Helena and Hermia wake before the boys, so they have a moment together. Zander then wakes, but Hermia shies away from his kiss. She remembers him loving Helena, but he doesn’t. Odd. As James wakes, Theo and Polly come upon them in the woods. Theo tells Hermia to be happy. Theo says he and Polly are going to renew their vows (so that will be like the wedding ceremony of Theseus and Hippolyta).
Meanwhile, the Mechanicals are deciding how to proceed without Bottom. Quince admits he’d already received pay for the gig, but hasn’t shared it.

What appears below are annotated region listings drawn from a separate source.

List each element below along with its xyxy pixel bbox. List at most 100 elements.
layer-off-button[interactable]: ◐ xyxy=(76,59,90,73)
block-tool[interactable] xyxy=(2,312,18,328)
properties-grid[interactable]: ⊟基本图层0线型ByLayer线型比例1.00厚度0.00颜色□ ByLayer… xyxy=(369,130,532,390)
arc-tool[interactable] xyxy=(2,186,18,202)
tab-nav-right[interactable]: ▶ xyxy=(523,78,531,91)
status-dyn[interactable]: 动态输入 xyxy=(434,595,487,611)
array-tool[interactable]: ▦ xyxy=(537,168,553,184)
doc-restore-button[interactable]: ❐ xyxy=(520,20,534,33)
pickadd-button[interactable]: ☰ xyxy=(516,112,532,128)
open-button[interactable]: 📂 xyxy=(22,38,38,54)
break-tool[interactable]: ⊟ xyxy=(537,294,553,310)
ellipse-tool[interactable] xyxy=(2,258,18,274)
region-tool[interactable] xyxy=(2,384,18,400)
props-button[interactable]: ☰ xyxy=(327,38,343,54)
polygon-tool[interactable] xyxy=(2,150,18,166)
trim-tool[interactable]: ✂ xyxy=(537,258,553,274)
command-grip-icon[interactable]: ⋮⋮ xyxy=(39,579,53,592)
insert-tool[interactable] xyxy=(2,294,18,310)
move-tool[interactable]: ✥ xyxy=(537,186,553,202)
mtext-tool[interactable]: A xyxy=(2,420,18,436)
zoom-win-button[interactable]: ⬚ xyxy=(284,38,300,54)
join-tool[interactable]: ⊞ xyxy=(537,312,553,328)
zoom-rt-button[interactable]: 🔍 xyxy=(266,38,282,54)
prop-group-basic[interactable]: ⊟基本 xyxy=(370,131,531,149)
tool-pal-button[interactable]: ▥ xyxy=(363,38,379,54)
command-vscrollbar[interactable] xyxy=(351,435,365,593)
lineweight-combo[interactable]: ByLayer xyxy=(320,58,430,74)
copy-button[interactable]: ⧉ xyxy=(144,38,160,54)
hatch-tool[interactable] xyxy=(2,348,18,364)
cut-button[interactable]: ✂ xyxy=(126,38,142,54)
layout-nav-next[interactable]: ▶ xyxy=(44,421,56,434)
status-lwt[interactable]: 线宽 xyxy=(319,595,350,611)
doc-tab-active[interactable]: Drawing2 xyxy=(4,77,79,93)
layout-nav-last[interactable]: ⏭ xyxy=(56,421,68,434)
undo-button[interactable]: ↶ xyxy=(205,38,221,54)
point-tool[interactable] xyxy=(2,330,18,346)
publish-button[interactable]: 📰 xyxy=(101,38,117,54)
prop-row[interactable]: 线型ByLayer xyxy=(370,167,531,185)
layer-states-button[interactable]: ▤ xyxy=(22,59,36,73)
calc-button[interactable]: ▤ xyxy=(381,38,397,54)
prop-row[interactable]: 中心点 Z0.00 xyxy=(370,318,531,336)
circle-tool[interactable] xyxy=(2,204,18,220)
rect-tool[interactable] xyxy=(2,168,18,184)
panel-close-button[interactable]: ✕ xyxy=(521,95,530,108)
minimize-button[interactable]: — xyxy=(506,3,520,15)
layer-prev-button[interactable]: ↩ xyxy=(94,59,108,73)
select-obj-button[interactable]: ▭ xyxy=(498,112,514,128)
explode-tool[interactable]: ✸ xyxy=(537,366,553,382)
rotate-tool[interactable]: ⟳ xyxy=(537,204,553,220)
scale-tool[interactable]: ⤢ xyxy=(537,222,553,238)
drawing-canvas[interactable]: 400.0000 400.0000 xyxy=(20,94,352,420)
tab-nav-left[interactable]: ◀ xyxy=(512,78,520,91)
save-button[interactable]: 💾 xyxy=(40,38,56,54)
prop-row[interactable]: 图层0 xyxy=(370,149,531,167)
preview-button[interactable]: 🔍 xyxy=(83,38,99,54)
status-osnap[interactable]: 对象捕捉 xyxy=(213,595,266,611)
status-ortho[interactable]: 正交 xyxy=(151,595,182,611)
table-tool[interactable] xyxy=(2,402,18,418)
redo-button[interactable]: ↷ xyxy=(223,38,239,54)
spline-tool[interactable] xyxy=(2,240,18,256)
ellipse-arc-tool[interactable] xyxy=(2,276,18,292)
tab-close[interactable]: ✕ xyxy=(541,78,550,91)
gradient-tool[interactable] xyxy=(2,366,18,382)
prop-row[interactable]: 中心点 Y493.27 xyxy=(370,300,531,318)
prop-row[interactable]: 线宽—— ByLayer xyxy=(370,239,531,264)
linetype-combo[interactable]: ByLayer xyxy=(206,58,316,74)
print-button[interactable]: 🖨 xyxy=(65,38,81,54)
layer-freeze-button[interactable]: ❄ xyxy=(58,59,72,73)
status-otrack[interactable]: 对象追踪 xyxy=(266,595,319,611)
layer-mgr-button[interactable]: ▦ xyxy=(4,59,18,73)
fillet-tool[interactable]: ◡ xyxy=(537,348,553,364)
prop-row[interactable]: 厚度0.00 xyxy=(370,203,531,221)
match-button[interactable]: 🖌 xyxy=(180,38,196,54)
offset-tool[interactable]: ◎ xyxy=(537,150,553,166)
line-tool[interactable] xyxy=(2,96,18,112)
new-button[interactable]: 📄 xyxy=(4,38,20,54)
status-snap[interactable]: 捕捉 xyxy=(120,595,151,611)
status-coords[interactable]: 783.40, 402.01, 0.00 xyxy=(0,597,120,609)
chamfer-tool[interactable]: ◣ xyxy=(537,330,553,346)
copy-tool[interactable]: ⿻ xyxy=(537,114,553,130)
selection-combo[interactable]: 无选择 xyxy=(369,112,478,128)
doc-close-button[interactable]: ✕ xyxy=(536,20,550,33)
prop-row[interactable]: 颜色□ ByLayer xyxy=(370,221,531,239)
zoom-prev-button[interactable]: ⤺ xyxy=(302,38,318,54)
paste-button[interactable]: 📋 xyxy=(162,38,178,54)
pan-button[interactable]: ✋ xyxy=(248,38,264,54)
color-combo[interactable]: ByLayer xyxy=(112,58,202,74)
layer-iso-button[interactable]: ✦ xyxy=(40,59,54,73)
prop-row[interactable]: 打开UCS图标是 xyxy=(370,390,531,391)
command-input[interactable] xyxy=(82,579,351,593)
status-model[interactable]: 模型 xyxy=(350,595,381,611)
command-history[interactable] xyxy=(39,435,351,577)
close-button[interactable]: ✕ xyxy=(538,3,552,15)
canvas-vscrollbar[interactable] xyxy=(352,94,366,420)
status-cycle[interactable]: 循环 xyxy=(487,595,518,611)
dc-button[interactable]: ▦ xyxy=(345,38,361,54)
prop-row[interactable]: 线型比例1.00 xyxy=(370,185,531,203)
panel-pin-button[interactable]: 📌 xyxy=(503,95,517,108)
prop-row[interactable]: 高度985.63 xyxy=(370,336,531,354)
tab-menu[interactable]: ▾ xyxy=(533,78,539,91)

One change I really like in this version is that Helena and James have a more realistic conversation about their relationship. It’s interesting, because in the play Helena does just blindly accept Demetrius’ newfound love for her. Here Helena says, “So I’m, what, the consolation prize.” And she tells him he humiliated her – “And now you’re talking to me like it never even happened.” She’s not easily won, telling him she has stopped being a pushover.
Everyone (except James) arrives for the celebration, and we see Theo and Polly renew their vows. Theo reads a poem he’s written. Puck, Oberon and Titania are there, watching. The Mechanicals are preparing, and Bottom shows up and tells them he’s had the night of his life (Act IV Scene ii). The entertainment begins. But rather than one play they do together, each does his own bit, starting with Snug doing some magic. Puck helps him out. James shows up to woo Helena while the entertainment continues. Bottom is introduced, and there’s a nice reaction shot of Titania, with Oberon looking at her. Bottom is dying on stage, but Titania blows some magic over the audience, who then respond favorably to his act.
This version ends with Puck back up his tree, giving a variation of the play’s final speech. He says: “I wasn’t born offensive. I had to practice…If you did get offended…pretend it were a dream.” He then drops the love juice into the camera lens.